Braving Storm Benjamin, a team of around a dozen intrepid Banbury Rotary Club members and friends  today planted 12,000 crocus corms at Banbury Cemetery and  Crematorium. 

Why?
Because, come spring,  they hope the  burst of purple colour, will raise awareness of Rotary’s global mission to eradicate the terrible disease - polio.
Read on to find out about a project that dwarfs the scale of HS2 but is 99.8% complete!

 

 
 
 

For over 35 years, Rotary and its members have been committed to the global fight to eradicate polio. Like many UK Rotary Clubs, Banbury Rotary Club actively participates in Purple4Polio initiatives to raise awareness of this worldwide campaign.

The significance of the colour purple is that in many developing countries, when a child receives their life-saving polio drops during mass immunisation days, their little finger is marked with purple dye to show they’ve been vaccinated.
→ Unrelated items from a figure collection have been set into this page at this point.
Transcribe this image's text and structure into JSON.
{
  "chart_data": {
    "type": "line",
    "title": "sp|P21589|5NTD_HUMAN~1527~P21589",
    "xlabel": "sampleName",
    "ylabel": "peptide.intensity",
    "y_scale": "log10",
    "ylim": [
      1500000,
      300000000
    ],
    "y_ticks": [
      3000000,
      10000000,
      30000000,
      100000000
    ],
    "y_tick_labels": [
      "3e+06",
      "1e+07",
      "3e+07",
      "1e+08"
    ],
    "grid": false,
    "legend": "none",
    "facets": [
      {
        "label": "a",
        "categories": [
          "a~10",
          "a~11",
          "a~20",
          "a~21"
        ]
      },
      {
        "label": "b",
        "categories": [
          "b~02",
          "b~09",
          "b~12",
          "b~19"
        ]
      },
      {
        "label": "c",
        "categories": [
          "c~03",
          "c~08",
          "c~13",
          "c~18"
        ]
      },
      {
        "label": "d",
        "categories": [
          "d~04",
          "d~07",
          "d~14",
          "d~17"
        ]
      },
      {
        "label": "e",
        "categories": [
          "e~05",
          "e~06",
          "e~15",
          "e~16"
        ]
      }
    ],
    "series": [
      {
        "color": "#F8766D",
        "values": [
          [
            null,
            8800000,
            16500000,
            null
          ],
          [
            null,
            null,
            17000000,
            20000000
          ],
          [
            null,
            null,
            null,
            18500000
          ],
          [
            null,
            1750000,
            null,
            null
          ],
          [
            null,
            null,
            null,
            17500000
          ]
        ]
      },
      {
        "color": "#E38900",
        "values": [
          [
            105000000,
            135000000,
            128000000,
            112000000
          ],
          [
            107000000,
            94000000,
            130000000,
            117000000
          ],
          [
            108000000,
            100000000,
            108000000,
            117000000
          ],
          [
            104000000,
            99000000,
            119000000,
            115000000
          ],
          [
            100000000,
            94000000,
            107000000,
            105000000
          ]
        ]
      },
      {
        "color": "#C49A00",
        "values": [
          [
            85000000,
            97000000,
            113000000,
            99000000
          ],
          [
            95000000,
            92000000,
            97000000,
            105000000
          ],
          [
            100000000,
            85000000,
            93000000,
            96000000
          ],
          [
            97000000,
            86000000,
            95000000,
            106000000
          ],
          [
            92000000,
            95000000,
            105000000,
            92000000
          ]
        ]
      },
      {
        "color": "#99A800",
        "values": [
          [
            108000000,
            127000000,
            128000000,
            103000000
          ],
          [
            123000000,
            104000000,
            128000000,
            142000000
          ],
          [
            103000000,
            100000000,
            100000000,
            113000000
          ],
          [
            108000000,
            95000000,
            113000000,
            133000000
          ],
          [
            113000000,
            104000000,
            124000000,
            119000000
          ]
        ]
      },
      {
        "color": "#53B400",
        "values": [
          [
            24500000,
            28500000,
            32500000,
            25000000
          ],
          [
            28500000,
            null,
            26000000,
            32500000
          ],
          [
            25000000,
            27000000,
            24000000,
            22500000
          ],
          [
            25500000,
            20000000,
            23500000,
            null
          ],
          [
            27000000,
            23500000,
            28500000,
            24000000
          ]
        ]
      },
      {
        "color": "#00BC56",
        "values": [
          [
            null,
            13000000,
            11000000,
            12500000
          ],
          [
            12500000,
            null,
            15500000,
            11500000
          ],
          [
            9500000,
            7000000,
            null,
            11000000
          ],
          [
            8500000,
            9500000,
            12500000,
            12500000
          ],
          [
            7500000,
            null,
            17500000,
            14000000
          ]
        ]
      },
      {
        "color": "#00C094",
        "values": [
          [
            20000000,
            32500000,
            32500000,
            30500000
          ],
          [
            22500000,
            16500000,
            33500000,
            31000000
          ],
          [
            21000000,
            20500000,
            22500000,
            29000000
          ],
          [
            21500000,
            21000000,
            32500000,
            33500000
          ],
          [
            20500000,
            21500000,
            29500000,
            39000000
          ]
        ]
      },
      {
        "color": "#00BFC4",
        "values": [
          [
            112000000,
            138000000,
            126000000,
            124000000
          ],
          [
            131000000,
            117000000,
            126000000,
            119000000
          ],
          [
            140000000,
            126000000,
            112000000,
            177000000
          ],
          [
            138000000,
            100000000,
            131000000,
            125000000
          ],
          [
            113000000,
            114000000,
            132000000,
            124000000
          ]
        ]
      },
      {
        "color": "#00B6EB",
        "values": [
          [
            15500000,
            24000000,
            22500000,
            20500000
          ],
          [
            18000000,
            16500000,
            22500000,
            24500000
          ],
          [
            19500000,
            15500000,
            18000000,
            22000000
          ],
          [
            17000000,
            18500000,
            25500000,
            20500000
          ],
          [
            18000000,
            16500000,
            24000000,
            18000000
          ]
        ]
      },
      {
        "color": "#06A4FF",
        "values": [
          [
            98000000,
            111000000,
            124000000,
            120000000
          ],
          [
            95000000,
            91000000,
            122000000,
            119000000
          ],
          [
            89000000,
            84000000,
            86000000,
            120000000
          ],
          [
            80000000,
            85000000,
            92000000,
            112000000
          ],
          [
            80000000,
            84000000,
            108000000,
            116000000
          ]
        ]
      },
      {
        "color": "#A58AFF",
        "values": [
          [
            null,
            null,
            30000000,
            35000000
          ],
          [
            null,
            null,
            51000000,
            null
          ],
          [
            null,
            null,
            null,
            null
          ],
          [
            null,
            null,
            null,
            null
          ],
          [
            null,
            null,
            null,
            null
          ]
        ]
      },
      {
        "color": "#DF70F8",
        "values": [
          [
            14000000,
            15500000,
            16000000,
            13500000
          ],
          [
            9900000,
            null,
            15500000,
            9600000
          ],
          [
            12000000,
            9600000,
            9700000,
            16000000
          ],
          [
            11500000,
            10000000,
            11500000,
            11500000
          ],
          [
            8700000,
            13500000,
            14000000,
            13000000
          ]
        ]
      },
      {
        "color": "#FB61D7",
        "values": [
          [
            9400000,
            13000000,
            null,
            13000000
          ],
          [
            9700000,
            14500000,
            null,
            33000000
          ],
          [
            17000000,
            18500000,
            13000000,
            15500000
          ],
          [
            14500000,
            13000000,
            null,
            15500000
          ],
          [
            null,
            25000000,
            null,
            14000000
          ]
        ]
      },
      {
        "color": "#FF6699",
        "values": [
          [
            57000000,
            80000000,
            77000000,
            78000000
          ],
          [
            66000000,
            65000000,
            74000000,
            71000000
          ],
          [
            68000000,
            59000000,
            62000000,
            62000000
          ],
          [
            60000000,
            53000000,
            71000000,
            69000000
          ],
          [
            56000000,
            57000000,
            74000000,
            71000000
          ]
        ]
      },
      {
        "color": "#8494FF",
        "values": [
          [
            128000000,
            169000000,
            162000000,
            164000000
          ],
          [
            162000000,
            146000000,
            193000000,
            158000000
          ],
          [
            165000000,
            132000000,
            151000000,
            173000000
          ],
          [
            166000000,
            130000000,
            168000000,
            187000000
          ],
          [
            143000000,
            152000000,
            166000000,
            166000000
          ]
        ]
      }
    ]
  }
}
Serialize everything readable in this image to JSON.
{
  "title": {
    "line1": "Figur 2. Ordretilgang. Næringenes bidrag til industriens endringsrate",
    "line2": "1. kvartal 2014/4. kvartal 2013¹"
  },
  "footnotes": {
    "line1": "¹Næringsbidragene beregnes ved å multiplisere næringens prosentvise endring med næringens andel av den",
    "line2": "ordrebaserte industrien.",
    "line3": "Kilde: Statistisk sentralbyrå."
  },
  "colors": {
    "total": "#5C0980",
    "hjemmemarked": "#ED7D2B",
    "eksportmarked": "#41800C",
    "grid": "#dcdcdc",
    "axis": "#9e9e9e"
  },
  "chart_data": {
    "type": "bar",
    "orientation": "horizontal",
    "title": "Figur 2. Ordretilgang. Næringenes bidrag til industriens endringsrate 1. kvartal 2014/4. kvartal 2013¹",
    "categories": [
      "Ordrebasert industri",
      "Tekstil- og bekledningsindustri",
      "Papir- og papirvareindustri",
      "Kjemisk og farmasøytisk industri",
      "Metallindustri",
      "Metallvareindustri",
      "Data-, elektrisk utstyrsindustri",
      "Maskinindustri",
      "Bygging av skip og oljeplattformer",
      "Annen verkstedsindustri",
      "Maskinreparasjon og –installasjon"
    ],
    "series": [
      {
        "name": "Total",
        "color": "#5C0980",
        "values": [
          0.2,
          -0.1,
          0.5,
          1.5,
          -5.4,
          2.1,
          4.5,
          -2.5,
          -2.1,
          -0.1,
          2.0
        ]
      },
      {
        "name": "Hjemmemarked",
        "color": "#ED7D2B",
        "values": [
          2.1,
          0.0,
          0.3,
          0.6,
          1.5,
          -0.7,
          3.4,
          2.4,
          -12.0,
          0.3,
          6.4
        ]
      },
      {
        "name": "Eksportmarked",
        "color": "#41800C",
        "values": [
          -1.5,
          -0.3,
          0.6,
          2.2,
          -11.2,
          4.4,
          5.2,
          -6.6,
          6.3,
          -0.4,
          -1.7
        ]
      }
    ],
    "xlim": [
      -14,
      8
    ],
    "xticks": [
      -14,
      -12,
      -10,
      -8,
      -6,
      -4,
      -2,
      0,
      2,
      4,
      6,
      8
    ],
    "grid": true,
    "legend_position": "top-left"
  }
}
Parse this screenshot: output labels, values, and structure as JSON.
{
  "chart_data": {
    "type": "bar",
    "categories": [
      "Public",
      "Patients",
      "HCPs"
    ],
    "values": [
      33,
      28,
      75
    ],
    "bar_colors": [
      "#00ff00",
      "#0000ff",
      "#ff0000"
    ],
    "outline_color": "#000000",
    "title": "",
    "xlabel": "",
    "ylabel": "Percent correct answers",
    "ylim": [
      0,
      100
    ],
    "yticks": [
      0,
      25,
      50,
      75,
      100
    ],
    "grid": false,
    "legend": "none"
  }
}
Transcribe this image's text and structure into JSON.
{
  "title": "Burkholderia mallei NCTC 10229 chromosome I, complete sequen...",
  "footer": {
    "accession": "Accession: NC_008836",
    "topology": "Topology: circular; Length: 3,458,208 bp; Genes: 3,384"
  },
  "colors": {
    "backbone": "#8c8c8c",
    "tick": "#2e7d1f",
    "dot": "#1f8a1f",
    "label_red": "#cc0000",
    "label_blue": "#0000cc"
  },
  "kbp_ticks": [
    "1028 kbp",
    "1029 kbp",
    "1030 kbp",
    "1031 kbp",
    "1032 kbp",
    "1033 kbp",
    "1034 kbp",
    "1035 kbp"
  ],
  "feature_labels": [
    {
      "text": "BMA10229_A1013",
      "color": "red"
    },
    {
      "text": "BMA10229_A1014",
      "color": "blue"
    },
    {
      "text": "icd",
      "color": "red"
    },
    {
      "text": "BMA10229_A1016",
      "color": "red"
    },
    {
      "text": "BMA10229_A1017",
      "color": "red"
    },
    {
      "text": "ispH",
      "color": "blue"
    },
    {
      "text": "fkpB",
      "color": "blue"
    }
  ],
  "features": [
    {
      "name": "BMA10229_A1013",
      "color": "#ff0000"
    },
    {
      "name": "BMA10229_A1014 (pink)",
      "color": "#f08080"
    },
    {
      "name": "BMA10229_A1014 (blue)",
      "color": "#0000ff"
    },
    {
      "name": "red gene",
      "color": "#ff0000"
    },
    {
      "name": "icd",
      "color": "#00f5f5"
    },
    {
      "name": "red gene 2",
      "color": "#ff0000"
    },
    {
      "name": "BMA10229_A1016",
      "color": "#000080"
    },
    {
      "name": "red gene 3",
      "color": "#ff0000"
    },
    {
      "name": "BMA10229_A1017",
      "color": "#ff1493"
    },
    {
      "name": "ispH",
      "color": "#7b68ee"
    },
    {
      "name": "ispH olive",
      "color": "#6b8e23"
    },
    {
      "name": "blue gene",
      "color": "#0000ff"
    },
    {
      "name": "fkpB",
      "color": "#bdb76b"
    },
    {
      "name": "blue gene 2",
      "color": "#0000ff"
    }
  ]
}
Back in 1985, there were 125 polio-endemic countries, with hundreds of new cases reported every single day. Thanks to Rotary and its partners, only 12 cases of wild poliovirus were reported in the past 12 months—six in Afghanistan and six in Pakistan.

As impressive as this progress is, polio remains a threat until it is fully eradicated. That’s why we must continue ensuring every child, everywhere, is vaccinated. This effort requires over 2 billion doses of oral polio vaccine to be administered to more than 400 million children across 50+ countries every year.